Famous Dave's Seasoning Steak & Burger can be purchased from your local grocers and it's really good!
I got the terrific recipe from Food.com, where it was cooked for hours in a slow-cooker. I rarely think that far ahead, here's how I've adapted it, I cook it in a fraction of the time instead.
Plus... I use my own DRY RUB ingredients, which I have on hand at all times. and you can make it even Gluten Free if you need to! Since
So here's the BASIC rundown:
3 recipe parts to...
ROAST BEEF: "TO DIE FOR"
DRY RUB: (combined seasoning mix)
3 Tbsp Ranch Seasoning Mix (Homemade Recipe)
2 Tbsp Italian Seasoning Mix (Homemade Recipe)
2 Tbsp purchased brown gravy mix (I buy 16 oz. McCormick® brand GLUTEN FREE)
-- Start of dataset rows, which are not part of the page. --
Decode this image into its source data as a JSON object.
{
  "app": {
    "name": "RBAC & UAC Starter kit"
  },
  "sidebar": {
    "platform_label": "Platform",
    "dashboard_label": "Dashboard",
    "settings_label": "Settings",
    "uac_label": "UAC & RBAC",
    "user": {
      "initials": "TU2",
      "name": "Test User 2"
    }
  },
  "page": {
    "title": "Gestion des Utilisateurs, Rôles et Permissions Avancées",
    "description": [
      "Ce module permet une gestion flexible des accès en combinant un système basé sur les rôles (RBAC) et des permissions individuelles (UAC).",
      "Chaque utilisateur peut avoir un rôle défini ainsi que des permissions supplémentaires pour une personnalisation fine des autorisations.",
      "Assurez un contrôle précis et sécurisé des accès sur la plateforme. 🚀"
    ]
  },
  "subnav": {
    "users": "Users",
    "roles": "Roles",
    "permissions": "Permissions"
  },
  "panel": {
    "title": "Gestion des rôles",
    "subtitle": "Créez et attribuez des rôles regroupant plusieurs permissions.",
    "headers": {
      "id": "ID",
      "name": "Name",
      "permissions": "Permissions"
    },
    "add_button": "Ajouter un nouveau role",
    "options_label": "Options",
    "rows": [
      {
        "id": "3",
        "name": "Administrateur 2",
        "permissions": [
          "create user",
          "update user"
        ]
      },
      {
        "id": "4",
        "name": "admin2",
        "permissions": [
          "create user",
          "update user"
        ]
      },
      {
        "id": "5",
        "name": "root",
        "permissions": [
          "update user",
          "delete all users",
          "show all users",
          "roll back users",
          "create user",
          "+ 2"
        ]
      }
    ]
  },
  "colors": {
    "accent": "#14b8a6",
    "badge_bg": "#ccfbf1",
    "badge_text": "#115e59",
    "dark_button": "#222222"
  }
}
Dry Rub: Mix the seasoning mix (recipes' ingredients) up ahead of time. I normally DOUBLE or triple the dry rub ingredients and keep it on hand. Look you don't put all the rub over the olive oil, just sprinkle it on, by eyeballing it and pat it on. You'll be sprinkling it over the veggies too later.
3 - 5 pounds roast beef (I like cross-rib) pot or chuck roasts
1 large onion, coarsely chopped
8 large red potatoes, unpeeled and cut into 1 1/2-inch thick pieces
2 pounds carrots, peeled and cut into 3-inch pieces
2 large celery ribs, cut into 1-inch pieces
8 fresh mushrooms, sliced (optional) but so good!
MEAT & VEGGIES: Heat the olive oil in a large skillet (that comes w/ a tight-fitting cover) over med-high heat, to sear the meat and form a lovely brown crust on all sides; transfer to a plate and set aside. Sauté the onions in a bit more oil, and then layer the potatoes* over top the onion; SPRINKLE generously with the "to die for" seasoning and toss to mix. Add the carrots and celery, sprinkle with more "to die for" seasoning mix. Add the reserved meat over top the layers of vegetables.
COOKING: Roast (covered) at 325°F until the INTERNAL TEMPERATURE of the center of the cut reaches 140°F. I always prefer cooking my meats by internal temperature, instead of cooking by time, but if you must... cook by time (which is less accurate and risks over-cooking) cook for 25-30 minutes per lb.
Note: I have a nifty difty [Taylor 1470 Digital Cooking Thermometer/Timer] that has a meat probe with an alarm that rings once the meat reaches the perfect temperature of 140! It's great... and I can't recommend it more... especially since it's so affordable.
RESTING TIME: Remove pan from the heat source, rest undisturbed for 30 minutes (covered) still with meat probe still inserted. Increase the above thermometer to 150°F. The roast will continue to cook while resting and will be perfect for slicing in 20-30 minutes.
SLICING: Use an extremely sharp knife (or electric slicer) Be sure to slice across the grain of the meat, not with it. That simply means... when you are slicing... if you see long strands of meat... you are slicing with the grain. So STOP and start slicing again, but this time across the end of the cut instead for example or across the top... just NOT the way you were slicing it before; and it doesn't always depend on the quality of the cut either. I know it can be maddening, but the grain can switch on you - it can depend on what part of the muscle the butcher cut the particular roast from.
*Crockpot Cooking: Don't add potatoes until 90 minutes before serving. Add any mushrooms, roughly 20 minutes before serving time too. Simply because so many slow cookers cook differently, be sure to check halfway through (the total cooking time) for doneness. Cook COVERED for on LOW (for about 8-10 hours) or MEDIUM or 4-5 hours. Then as stated, add the potatoes in, about 90 minutes before serving. Red potatoes do hold up better than russet (brown) baking potatoes do.
Note: You will absolutely love the lovely Aus Jus that
SO MANY declare it's simply "TO DIE FOR"!